In part 1 of this article, we began an examination of the updated wording regarding proper ignition interlock use that is part of every Michigan Secretary of State order granting a driver’s license restoration appeal. The large number of interlock violations makes clear that the state’s directions are not read all the way through, and I suggested moving them to the very front of the order, with clear and bold instructions to read them first. We left off by noting that merely saying it is “advisable” to get a PBT or EtG test after a power failure (tamper/circumvent) or a failed or missed breath test is at odds with the fact that, at a hearing, producing the result of such a test is, for all purposes, expected.
My team and I deal with the problems caused by the state’s use of this indecisive language (‘advisable”) all the time, in real hearings. One of the first things most hearing officers will ask if a person has a failed or missed rolling retest is whether or not he or she got a PBT or EtG test. If a person says “no,” then they’ll be asked, “why not?” Most often, the person will try and explain that they weren’t clear on the need to do that right away, or just had forgotten. Then they’re asked the most dreaded question of all: “didn’t you read your entire order?”

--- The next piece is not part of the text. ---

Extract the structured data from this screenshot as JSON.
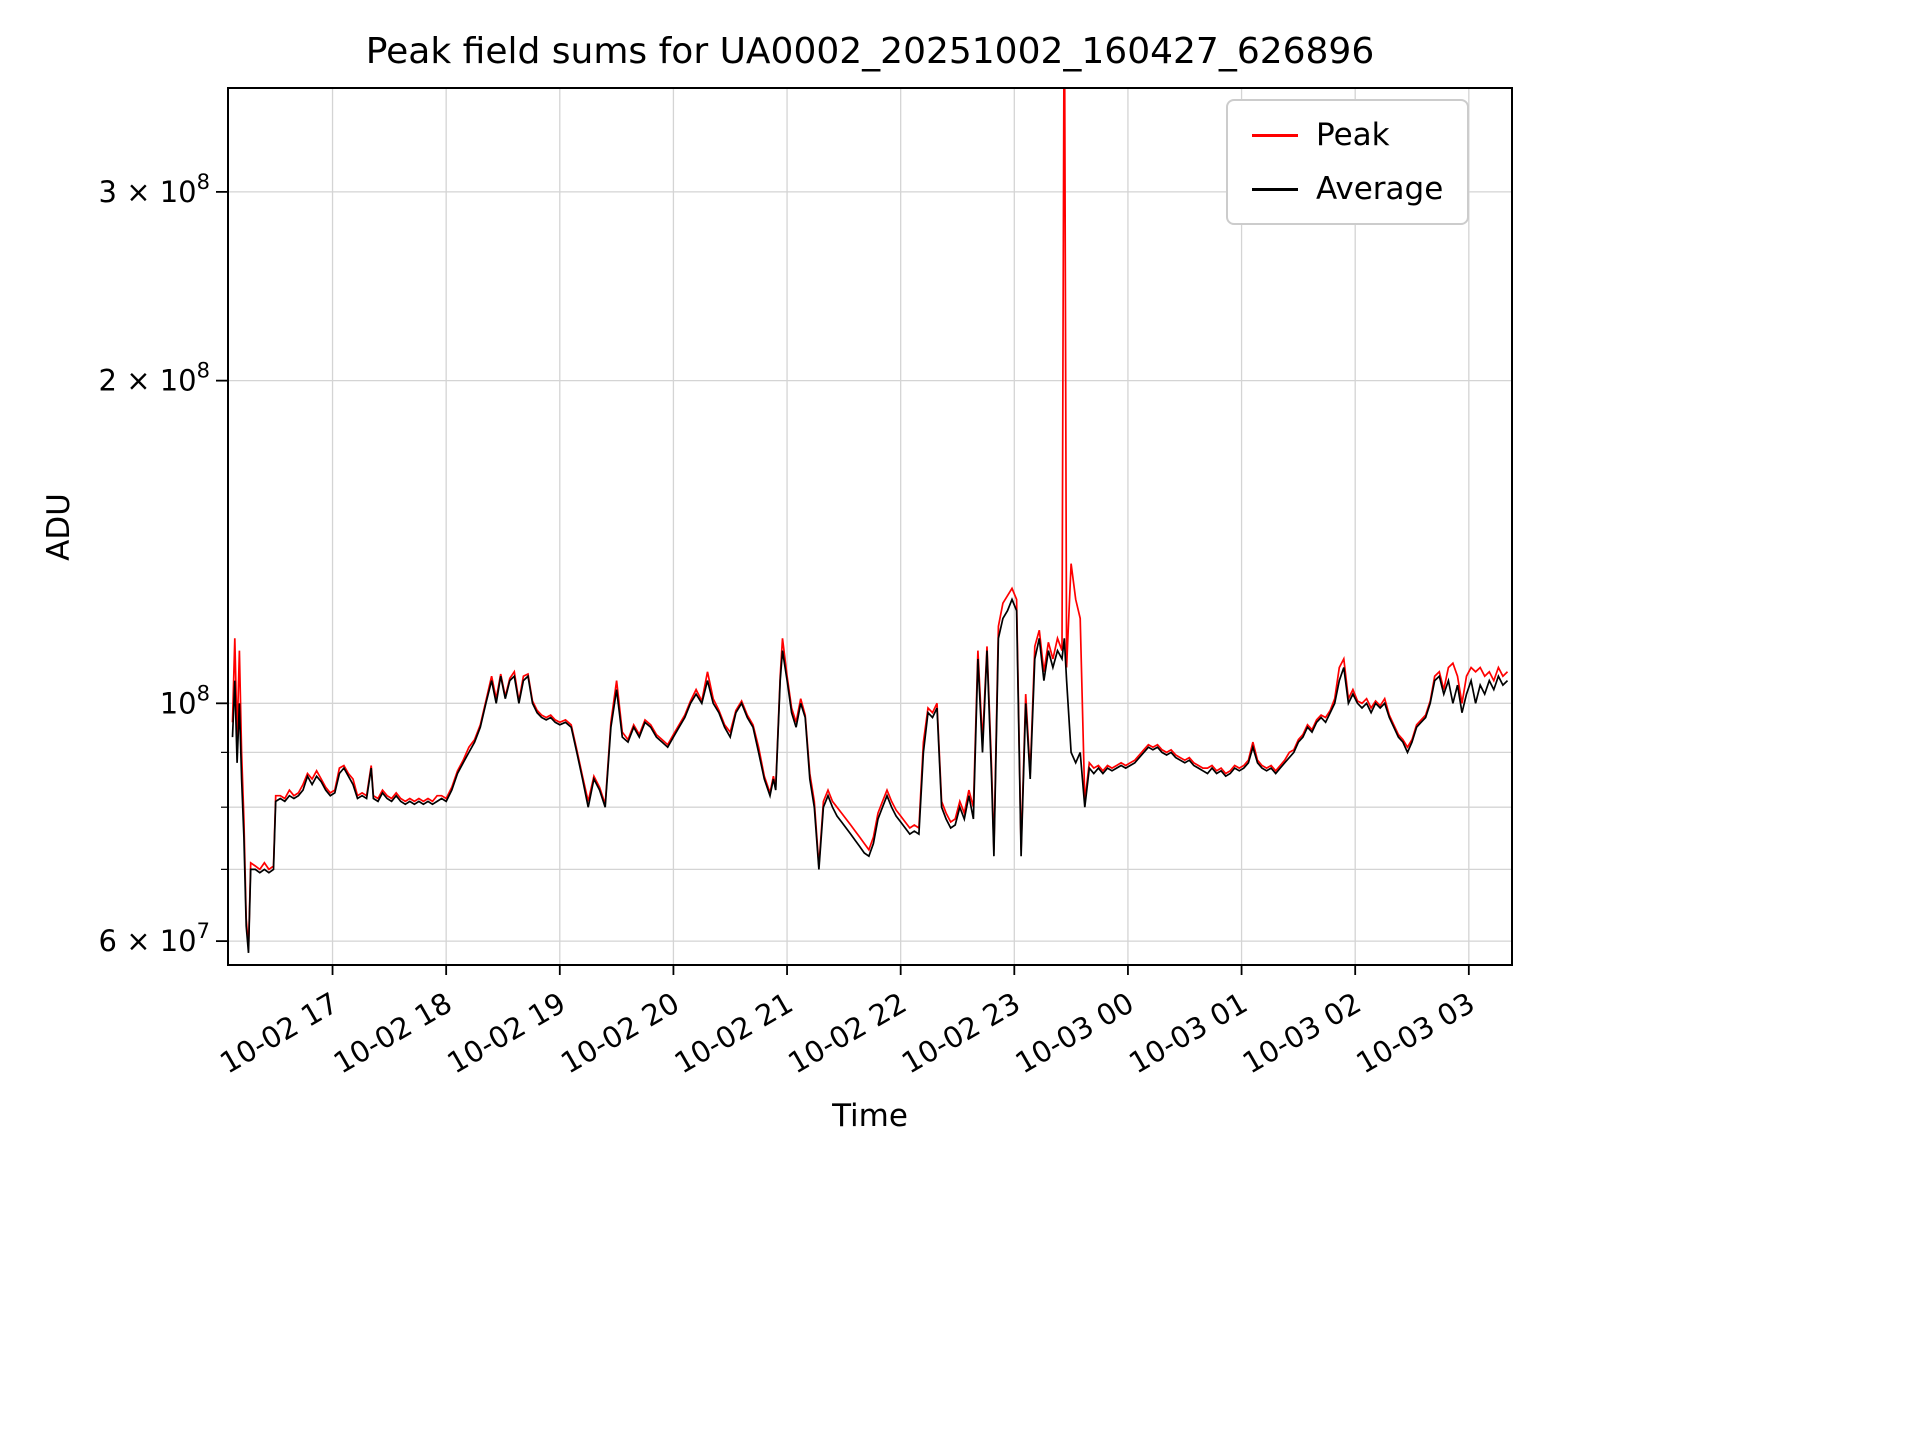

The hearing officers are lawyers and work as administrative law examiners (another way of saying, administrative law judges). Their main function is to evaluate and rule on the evidence in license appeal and violation cases. The legalities and nuances involved in these cases makes perfect sense to lawyers, like me, but when a regular person, who has been driving on the interlock for several months without any issues, suddenly encounters a problem, he or she doesn’t start thinking about the “burden of proof” required to win a hearing, or, what kind of evidence should I be getting together?